Various Artists – My Goodness, Yes! Soul Treasures From The Silver Fox Label
My Goodness, Yes! collects twenty of the best singles released on the Nashville-based Silver Fox label. It’s a great portrait of late soul music, and suggests that soul — commonly regarded as the product of specific cities and studios — had by the late 1960s become a free-floating pop style, an amalgam of the approaches taken by performers and producers in Memphis, New Orleans, Detroit and Muscle Shoals.

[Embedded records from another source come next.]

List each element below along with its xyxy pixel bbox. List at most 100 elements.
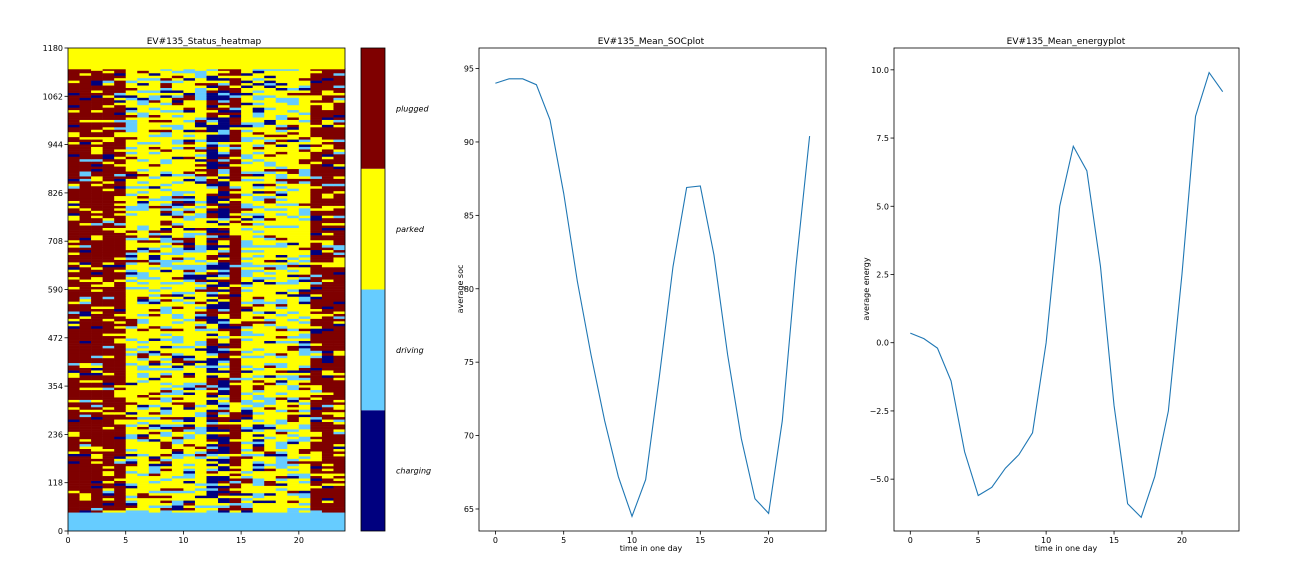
heatmap-cell (333, 318, 346, 322)
heatmap-cell (194, 68, 207, 71)
heatmap-cell (114, 269, 127, 273)
heatmap-cell (68, 505, 80, 508)
heatmap-cell (321, 502, 334, 506)
heatmap-cell (321, 394, 334, 398)
heatmap-cell (229, 112, 242, 116)
heatmap-cell (321, 392, 334, 395)
heatmap-cell (298, 458, 311, 462)
heatmap-cell (287, 188, 300, 192)
heatmap-cell (264, 230, 277, 233)
heatmap-cell (287, 313, 300, 317)
heatmap-cell (114, 173, 127, 177)
heatmap-cell (183, 95, 196, 98)
heatmap-cell (333, 247, 346, 251)
heatmap-cell (194, 225, 207, 228)
heatmap-cell (171, 119, 184, 123)
heatmap-cell (114, 424, 127, 427)
heatmap-cell (287, 237, 300, 241)
heatmap-cell (160, 507, 173, 511)
heatmap-cell (275, 406, 288, 410)
heatmap-cell (310, 225, 323, 228)
heatmap-cell (264, 166, 277, 170)
heatmap-cell (310, 257, 323, 260)
heatmap-cell (79, 436, 92, 440)
heatmap-cell (333, 68, 346, 71)
heatmap-cell (229, 492, 242, 496)
heatmap-cell (333, 397, 346, 400)
energy-ticks: 0 5 10 15 20−5.0−2.50.02.55.07.510.0 (870, 66, 1187, 545)
heatmap-cell (79, 470, 92, 474)
heatmap-cell (125, 151, 138, 155)
heatmap-cell (310, 244, 323, 248)
heatmap-cell (333, 249, 346, 253)
heatmap-cell (68, 500, 80, 504)
heatmap-cell (171, 365, 184, 368)
heatmap-cell (321, 500, 334, 504)
heatmap-cell (321, 289, 334, 292)
heatmap-cell (287, 303, 300, 307)
heatmap-y-tick-label: 354 (48, 382, 63, 391)
heatmap-cell (287, 478, 300, 481)
heatmap-cell (298, 242, 311, 246)
heatmap-cell (321, 227, 334, 231)
heatmap-cell (206, 345, 219, 349)
heatmap-cell (125, 131, 138, 135)
heatmap-cell (125, 387, 138, 391)
heatmap-cell (206, 502, 219, 506)
heatmap-cell (275, 338, 288, 341)
heatmap-cell (252, 411, 265, 415)
heatmap-cell (68, 335, 80, 339)
heatmap-cell (275, 271, 288, 275)
heatmap-cell (114, 129, 127, 133)
heatmap-cell (229, 146, 242, 150)
heatmap-cell (218, 360, 230, 364)
heatmap-cell (183, 370, 196, 373)
heatmap-cell (218, 419, 230, 423)
heatmap-cell (252, 171, 265, 174)
heatmap-cell (148, 264, 161, 268)
heatmap-cell (298, 212, 311, 216)
heatmap-cell (171, 473, 184, 477)
heatmap-cell (68, 384, 80, 388)
heatmap-cell (102, 402, 115, 405)
heatmap-cell (241, 370, 253, 373)
heatmap-cell (114, 154, 127, 157)
heatmap-cell (114, 357, 127, 361)
heatmap-cell (91, 345, 103, 349)
heatmap-cell (321, 104, 334, 108)
heatmap-cell (171, 195, 184, 199)
heatmap-cell (114, 475, 127, 479)
heatmap-cell (298, 441, 311, 445)
heatmap-cell (68, 254, 80, 258)
heatmap-cell (298, 72, 311, 76)
heatmap-cell (275, 68, 288, 71)
heatmap-cell (160, 431, 173, 435)
heatmap-cell (114, 510, 127, 513)
heatmap-cell (183, 367, 196, 371)
heatmap-cell (264, 510, 277, 513)
heatmap-cell (79, 156, 92, 160)
heatmap-cell (160, 490, 173, 494)
heatmap-cell (171, 266, 184, 270)
heatmap-cell (102, 495, 115, 499)
heatmap-cell (79, 163, 92, 167)
heatmap-cell (68, 345, 80, 349)
heatmap-cell (206, 149, 219, 152)
heatmap-cell (275, 122, 288, 125)
heatmap-cell (102, 345, 115, 349)
heatmap-cell (137, 294, 150, 297)
heatmap-x-ticks: 0 5 10 15 20 (65, 531, 304, 545)
heatmap-cell (79, 230, 92, 233)
heatmap-cell (125, 429, 138, 432)
heatmap-cell (310, 318, 323, 322)
heatmap-cell (321, 443, 334, 447)
heatmap-cell (91, 181, 103, 184)
heatmap-cell (287, 183, 300, 187)
heatmap-cell (102, 259, 115, 263)
heatmap-cell (287, 289, 300, 292)
heatmap-cell (206, 375, 219, 378)
heatmap-cell (171, 421, 184, 425)
heatmap-cell (321, 298, 334, 302)
heatmap-cell (287, 507, 300, 511)
heatmap-cell (125, 90, 138, 93)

Started in 1968 by Lelan Rogers and Shelby Singleton, Silver Fox was an offshoot of Singleton’s SSS International label. Though there have been a couple other recent compilations of SSS singles, My Goodness, Yes! is probably the best single-disc collection; at twenty songs, it’s somewhat more stylistically unified than either Sundazed’s Shake What You Brought! or Kent’s Southern Soul Showcase: Cryin’ In The Streets.
The biggest star on the Silver Fox roster was Bettye LaVette, represented here by four songs. An underrated singer whose recent I’ve Got My Own Hell To Raise has brought her back into the spotlight, LaVette renders “He Made A Woman Out Of Me” with a combination of delicacy and sexual passion that raises this 1970 R&B hit to classic status. Like all of LaVette’s Silver Fox singles, “He Made A Woman Out Of Me” was recorded in Memphis, and its tough shuffle and gritty guitar make it a worthy companion to anything Aretha Franklin was doing around the same time.

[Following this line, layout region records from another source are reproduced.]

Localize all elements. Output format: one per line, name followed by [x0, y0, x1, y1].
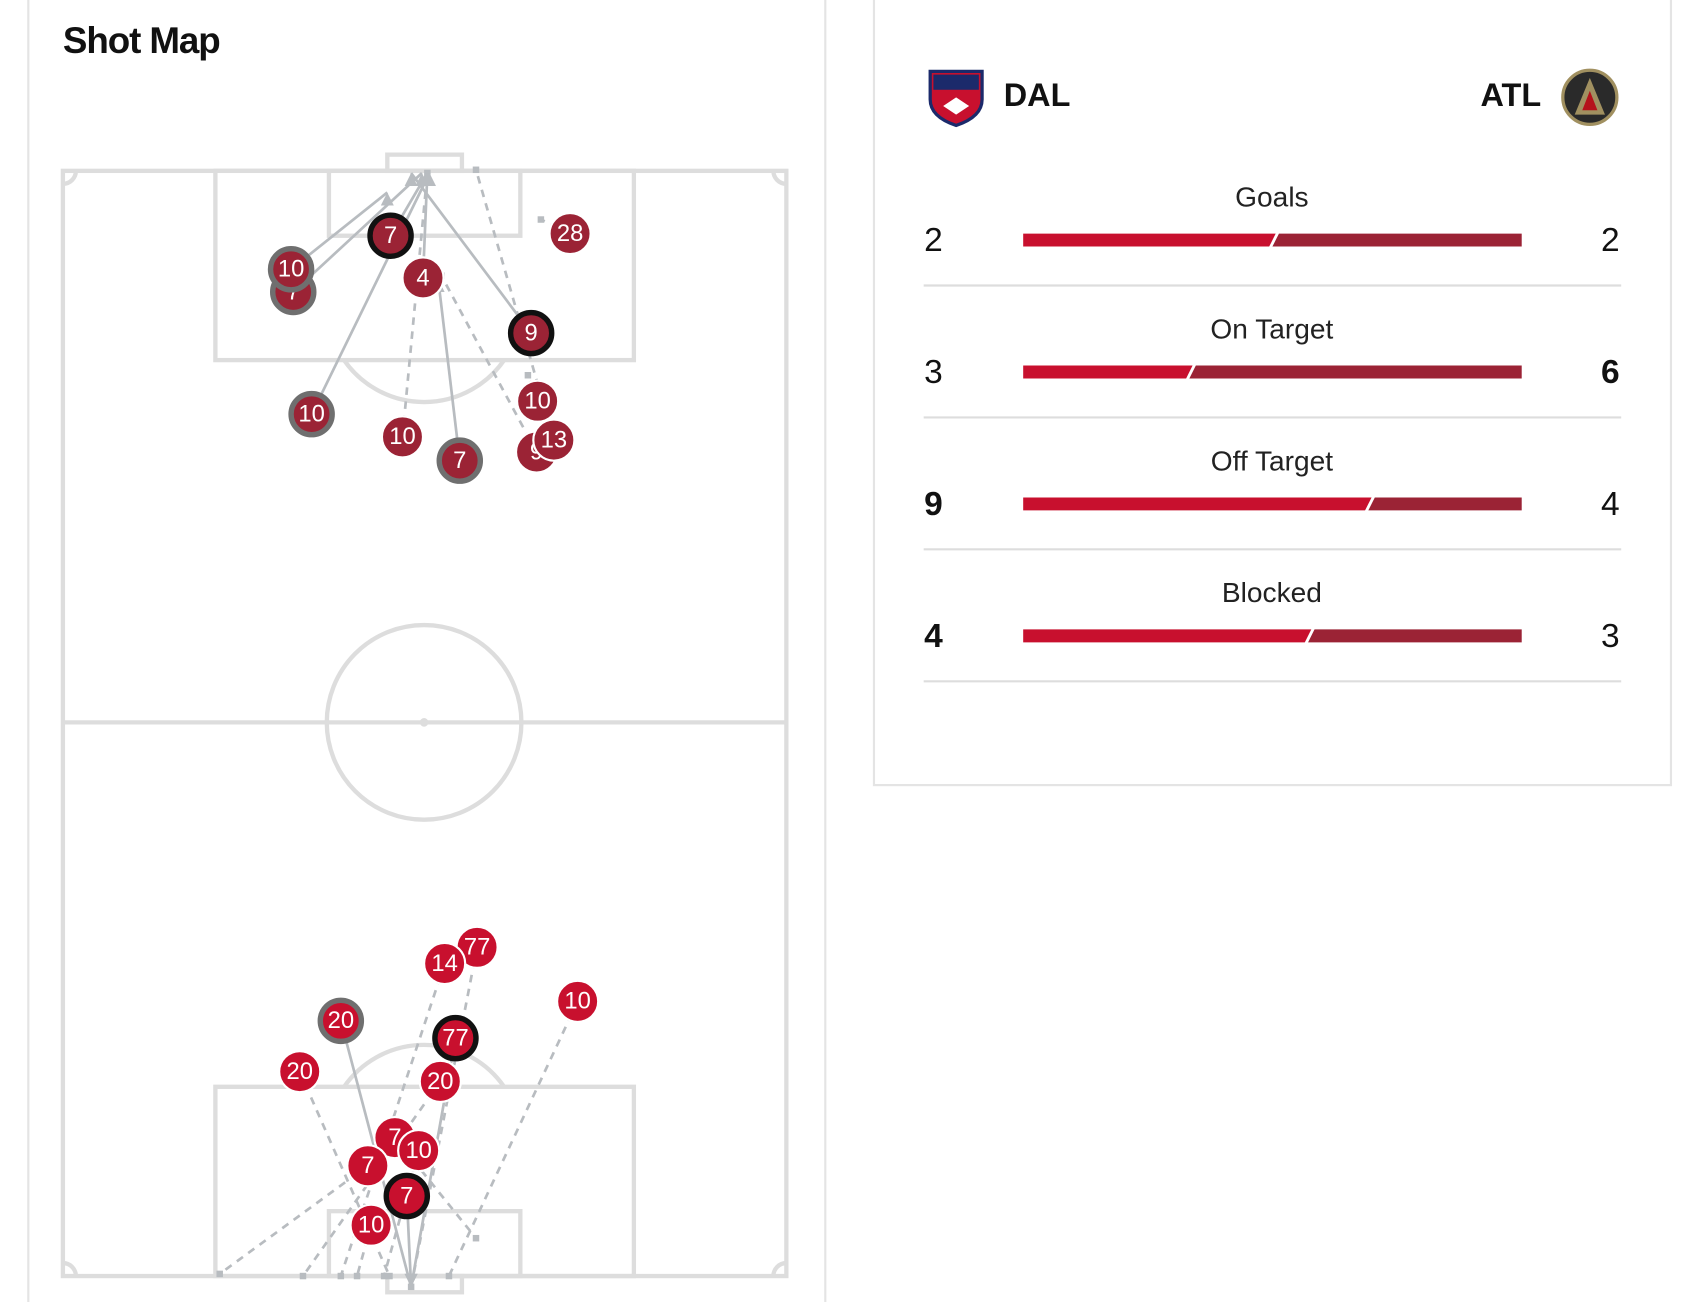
home-value: 4 — [924, 618, 943, 655]
shot-marker — [432, 1014, 479, 1062]
shot-end — [537, 216, 545, 223]
away-value: 4 — [1601, 486, 1620, 523]
shot-number: 14 — [431, 950, 457, 977]
away-value: 3 — [1601, 618, 1620, 655]
shot-marker — [383, 1172, 431, 1220]
shot-number: 4 — [416, 264, 429, 291]
shot-end — [353, 1272, 361, 1280]
shot-marker — [346, 1144, 390, 1188]
shot-marker — [556, 979, 600, 1023]
shot-marker — [349, 1203, 393, 1247]
away-value: 6 — [1601, 354, 1620, 391]
shot-arrow — [404, 173, 418, 186]
shot-number: 7 — [361, 1152, 374, 1179]
shot-marker — [423, 941, 467, 986]
stats-list: Goals 2 2 On Target 3 6 Off Target 9 4 Blocked 4 3 — [923, 181, 1622, 683]
shot-number: 10 — [278, 256, 304, 283]
shot-path — [310, 172, 431, 415]
home-bar — [1023, 365, 1193, 379]
shot-number: 10 — [405, 1137, 431, 1164]
away-bar — [1189, 365, 1522, 379]
shot-path — [440, 275, 538, 453]
shot-path — [292, 172, 423, 293]
shot-number: 20 — [328, 1007, 354, 1034]
away-bar — [1272, 233, 1522, 247]
home-value: 9 — [924, 486, 943, 523]
home-team: DAL — [1004, 77, 1071, 113]
away-bar — [1368, 497, 1522, 511]
shot-end — [445, 1272, 453, 1280]
shot-number: 10 — [389, 423, 415, 450]
home-value: 2 — [924, 222, 943, 259]
shot-marker — [436, 437, 484, 484]
away-team: ATL — [1481, 77, 1542, 113]
shot-path — [355, 1224, 373, 1277]
away-value: 2 — [1601, 222, 1620, 259]
shot-path — [410, 172, 533, 334]
shot-marker — [397, 1128, 441, 1173]
stat-label: On Target — [1210, 313, 1333, 344]
shot-end — [524, 372, 532, 379]
shot-marker — [380, 415, 425, 459]
shot-number: 10 — [298, 401, 324, 428]
shot-end — [337, 1272, 345, 1280]
title: Shot Map — [63, 20, 220, 61]
shot-arrow — [404, 1273, 418, 1287]
shot-number: 7 — [400, 1182, 413, 1209]
home-value: 3 — [924, 354, 943, 391]
shot-markers: 771042891010710913771410207720207107710 — [267, 211, 600, 1247]
shot-number: 10 — [564, 988, 590, 1015]
shot-marker — [401, 256, 445, 300]
shot-arrow — [380, 192, 394, 206]
shot-number: 28 — [557, 220, 583, 247]
shot-number: 13 — [541, 426, 567, 453]
shot-number: 77 — [464, 934, 490, 961]
stat-label: Goals — [1235, 181, 1308, 212]
stat-label: Blocked — [1222, 577, 1322, 608]
shot-number: 77 — [442, 1025, 468, 1052]
shot-layer: 771042891010710913771410207720207107710 — [216, 166, 600, 1291]
shot-marker — [367, 212, 414, 259]
shot-number: 10 — [358, 1212, 384, 1239]
home-bar — [1023, 629, 1312, 643]
shot-end — [472, 166, 480, 174]
shot-end — [386, 1272, 393, 1280]
shot-end — [424, 169, 431, 177]
shot-path — [218, 1164, 369, 1275]
shot-end — [472, 1234, 480, 1242]
home-bar — [1023, 233, 1276, 247]
shot-number: 9 — [525, 319, 538, 346]
shot-path — [401, 172, 429, 438]
shot-marker — [267, 246, 315, 293]
shot-marker — [278, 1050, 322, 1094]
shot-number: 20 — [427, 1068, 453, 1095]
shot-marker — [317, 997, 365, 1045]
stat-label: Off Target — [1211, 445, 1334, 476]
shot-number: 7 — [453, 447, 466, 474]
away-bar — [1308, 629, 1522, 643]
shot-marker — [418, 1059, 462, 1104]
shot-number: 20 — [287, 1058, 313, 1085]
shot-marker — [532, 418, 576, 462]
shot-end — [216, 1270, 223, 1278]
shot-number: 10 — [524, 388, 550, 415]
away-logo — [1561, 68, 1619, 126]
shot-end — [299, 1272, 307, 1280]
shot-number: 7 — [384, 222, 397, 249]
home-bar — [1023, 497, 1372, 511]
shot-marker — [507, 309, 555, 357]
shot-marker — [516, 379, 560, 423]
shot-marker — [548, 211, 592, 256]
shot-marker — [288, 390, 335, 438]
shot-end — [380, 1272, 388, 1280]
home-logo — [928, 69, 984, 128]
shot-path — [436, 278, 462, 461]
stats-panel — [872, 0, 1673, 787]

New Orleans singer Robert Parker is represented by a delightful Allen Toussaint song, “You See Me”; its background vocals, buoyant horn arrangement and good-natured lyrics (“I heard a truck horn blowing/Dogs just a-barking”) help define the mostly light tone of this collection. Even when Big Al Downing, on “Cornbread Row”, wishes he were back home in Arkansas, there’s never a feeling of desperation here.
Which means that My Goodness, Yes! might seem slight to students of deep soul. Certainly it presents the style as a mature and received language. There are a few fashionable sitars here, and some stabs at circa-1970 social consciousness (a cover of “Games People Play”). But what makes this collection indispensable is George Perkins & the Silver Stars’s sublime “Cryin’ In The Streets (Part 1)”, perhaps the greatest lament for the Civil Rights movement ever recorded. It’s full of salvation, acceptance and righteous anger, all propelled by rolling drums that promise to move the body and redeem the soul.